One recording was excluded from analysis from groups 0’, 10’ and 20’ because of poor technical condition. Time of peak glucose concentration (T _max) was considered to be the time period from beginning the meal to the moment when the highest glucose level appeared during the analyzed time period. In some cases, a continuous glucose rise or drop during the whole analyzed period was observed with no local maximum. Arbitrarily, in such cases all the recordings were considered, where peak registered glucose was found during the first or last 10 min of the period analyzed. These cases were excluded from further T _max analysis (7, 5 and 6 cases in groups 0’, 10’ and 20’, respectively).

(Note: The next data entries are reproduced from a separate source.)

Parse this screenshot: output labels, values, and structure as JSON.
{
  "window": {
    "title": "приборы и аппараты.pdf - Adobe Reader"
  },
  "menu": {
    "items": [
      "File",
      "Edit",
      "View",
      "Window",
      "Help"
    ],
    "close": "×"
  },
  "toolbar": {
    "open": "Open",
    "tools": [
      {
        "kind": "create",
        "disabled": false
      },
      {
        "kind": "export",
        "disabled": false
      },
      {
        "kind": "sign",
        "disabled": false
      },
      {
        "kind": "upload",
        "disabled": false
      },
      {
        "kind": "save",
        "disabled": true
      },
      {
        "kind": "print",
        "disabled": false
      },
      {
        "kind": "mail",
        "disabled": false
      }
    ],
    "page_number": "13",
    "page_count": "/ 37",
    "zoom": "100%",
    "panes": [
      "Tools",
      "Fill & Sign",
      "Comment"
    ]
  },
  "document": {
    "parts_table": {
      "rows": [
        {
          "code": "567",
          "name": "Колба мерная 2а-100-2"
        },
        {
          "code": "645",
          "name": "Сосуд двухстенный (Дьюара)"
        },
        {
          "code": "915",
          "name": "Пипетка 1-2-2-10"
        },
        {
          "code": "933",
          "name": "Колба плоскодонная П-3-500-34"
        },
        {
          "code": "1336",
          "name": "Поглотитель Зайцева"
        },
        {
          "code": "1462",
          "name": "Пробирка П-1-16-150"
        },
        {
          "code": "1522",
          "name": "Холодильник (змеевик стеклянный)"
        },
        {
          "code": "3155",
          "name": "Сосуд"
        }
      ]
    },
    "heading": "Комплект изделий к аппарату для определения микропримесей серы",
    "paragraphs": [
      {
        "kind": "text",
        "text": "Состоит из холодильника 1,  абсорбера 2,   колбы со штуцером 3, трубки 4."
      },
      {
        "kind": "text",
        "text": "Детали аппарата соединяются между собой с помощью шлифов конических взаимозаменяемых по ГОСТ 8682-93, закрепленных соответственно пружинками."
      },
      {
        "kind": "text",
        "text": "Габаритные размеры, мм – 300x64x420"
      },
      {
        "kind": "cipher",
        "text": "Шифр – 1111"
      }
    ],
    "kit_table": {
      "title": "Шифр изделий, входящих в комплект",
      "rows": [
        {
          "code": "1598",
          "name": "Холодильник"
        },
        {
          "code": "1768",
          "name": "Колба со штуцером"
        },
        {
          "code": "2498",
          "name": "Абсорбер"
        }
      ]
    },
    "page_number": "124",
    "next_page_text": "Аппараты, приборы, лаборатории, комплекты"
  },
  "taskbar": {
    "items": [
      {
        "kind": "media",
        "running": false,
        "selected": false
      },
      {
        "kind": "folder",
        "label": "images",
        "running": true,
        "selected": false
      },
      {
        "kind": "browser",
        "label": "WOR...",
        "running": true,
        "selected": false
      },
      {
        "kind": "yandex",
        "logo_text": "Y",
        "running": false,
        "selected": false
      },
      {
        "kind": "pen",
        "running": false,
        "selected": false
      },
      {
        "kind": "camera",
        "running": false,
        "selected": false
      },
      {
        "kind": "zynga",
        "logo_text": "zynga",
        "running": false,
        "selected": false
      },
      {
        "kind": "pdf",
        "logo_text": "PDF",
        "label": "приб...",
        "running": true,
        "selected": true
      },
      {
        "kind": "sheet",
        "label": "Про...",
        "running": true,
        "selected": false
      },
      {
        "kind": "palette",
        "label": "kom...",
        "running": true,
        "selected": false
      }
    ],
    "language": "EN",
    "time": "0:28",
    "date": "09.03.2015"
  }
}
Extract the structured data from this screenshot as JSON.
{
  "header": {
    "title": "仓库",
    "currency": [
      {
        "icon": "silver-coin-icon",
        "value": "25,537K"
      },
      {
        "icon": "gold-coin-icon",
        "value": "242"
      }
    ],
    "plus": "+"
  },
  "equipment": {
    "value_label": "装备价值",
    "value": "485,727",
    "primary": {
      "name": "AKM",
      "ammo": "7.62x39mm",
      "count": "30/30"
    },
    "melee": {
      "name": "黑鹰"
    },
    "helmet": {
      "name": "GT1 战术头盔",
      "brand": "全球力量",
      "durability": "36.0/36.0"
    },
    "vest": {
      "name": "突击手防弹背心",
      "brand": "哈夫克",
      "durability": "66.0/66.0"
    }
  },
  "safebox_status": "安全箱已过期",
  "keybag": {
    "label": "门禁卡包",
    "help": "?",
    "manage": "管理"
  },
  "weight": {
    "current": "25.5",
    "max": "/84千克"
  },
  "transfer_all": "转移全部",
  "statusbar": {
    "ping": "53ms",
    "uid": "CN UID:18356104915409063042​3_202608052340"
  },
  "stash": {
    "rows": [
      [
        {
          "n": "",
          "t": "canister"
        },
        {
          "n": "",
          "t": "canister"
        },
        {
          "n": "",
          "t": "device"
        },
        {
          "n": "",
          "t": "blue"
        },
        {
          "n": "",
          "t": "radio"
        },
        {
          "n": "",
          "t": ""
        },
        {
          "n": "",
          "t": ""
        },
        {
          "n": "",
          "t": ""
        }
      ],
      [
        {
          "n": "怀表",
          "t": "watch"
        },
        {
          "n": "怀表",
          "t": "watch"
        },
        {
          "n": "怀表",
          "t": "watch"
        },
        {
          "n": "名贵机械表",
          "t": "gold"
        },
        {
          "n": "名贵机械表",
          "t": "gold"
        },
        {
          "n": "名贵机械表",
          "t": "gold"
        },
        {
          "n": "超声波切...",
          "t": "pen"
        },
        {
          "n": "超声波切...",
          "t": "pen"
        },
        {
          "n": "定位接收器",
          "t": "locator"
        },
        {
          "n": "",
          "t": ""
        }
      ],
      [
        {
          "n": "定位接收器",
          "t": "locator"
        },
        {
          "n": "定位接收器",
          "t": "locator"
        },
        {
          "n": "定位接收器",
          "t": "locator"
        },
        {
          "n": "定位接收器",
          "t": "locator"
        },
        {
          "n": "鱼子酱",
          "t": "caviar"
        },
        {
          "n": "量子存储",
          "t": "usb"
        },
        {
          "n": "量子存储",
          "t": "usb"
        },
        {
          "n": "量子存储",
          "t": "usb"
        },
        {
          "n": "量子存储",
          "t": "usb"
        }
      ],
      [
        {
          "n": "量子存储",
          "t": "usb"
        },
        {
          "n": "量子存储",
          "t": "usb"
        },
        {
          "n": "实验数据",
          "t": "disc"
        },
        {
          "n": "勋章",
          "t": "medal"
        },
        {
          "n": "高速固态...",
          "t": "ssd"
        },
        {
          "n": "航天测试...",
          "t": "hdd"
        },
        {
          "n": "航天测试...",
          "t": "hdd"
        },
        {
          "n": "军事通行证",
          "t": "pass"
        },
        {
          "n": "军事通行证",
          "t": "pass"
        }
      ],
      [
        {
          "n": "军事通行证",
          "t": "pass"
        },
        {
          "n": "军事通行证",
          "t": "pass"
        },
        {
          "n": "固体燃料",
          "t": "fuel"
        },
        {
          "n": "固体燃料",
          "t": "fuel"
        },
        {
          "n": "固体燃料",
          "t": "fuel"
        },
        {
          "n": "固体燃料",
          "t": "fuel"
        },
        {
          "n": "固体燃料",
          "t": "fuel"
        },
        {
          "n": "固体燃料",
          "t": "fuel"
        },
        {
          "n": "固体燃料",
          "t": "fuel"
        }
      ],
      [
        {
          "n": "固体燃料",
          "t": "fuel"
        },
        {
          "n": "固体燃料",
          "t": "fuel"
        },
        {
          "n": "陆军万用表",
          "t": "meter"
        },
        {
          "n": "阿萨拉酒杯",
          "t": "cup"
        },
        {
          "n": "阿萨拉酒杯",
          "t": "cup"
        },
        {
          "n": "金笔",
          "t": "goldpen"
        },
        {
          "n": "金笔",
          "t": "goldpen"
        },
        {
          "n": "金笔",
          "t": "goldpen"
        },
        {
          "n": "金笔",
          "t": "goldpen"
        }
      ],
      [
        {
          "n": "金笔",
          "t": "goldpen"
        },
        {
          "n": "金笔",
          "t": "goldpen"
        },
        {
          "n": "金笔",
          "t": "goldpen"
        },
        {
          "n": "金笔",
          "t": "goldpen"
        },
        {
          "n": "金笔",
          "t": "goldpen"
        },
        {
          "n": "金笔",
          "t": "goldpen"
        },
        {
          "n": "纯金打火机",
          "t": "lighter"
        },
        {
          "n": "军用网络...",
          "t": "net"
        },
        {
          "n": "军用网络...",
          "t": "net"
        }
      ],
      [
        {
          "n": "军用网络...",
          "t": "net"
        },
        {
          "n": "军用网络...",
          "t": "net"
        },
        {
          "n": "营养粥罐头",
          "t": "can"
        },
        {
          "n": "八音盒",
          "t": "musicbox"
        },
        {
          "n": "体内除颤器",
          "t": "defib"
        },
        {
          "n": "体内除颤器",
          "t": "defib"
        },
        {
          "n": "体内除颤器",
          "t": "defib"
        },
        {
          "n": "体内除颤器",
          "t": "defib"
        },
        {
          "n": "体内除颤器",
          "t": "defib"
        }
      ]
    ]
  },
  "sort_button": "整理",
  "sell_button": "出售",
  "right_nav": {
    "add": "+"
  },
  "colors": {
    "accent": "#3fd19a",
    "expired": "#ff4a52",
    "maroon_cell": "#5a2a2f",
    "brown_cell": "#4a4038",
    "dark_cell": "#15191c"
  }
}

Despite good metabolic control, the patients’ motivation, and the will of the patients and their parents to cooperate, the median glucose concentrations at the start of monitoring, before the first daily meal, in two out of three groups examined slightly exceeded the normal ranges (in groups 0’, 10’ and 20’, respectively, 115, 118 and 106 mg/dL); and in two groups (0’ and 10’), hyperglycemia was found in over half of the participants. Hypoglycemia in this period was quite rare in groups 0’, 10’ and 20’, respectively; 2, 3 and no participants were affected (6.9, 10.3 and 0% of children examined, respectively; Table 5). The differences were not significant.

Table 5.

Glucose concentrations before meal

Parameter	Group			P
	0’	10’	20’
n	29	29	29
Initial glucose (mg/dL)	115 [88–150]	118 [104–132]	106 [92–137]	NS
Hypoglycemia <70 mg/dL (n)	2 (6.9%)	3 (10.3%)	0 (0%)	NS
Normoglycemia 70–110 mg/dL (n)	12 (41.4%)	8 (27.6%)	16 (55.2%)	NS
Hyperglycemia >110 mg/dL (n)	15 (51.7%)	18 (62.1%)	13 (44.8%)	NS

Data presented as n (percentage of whole group), median [quartiles 25–75%]. NS, not significant.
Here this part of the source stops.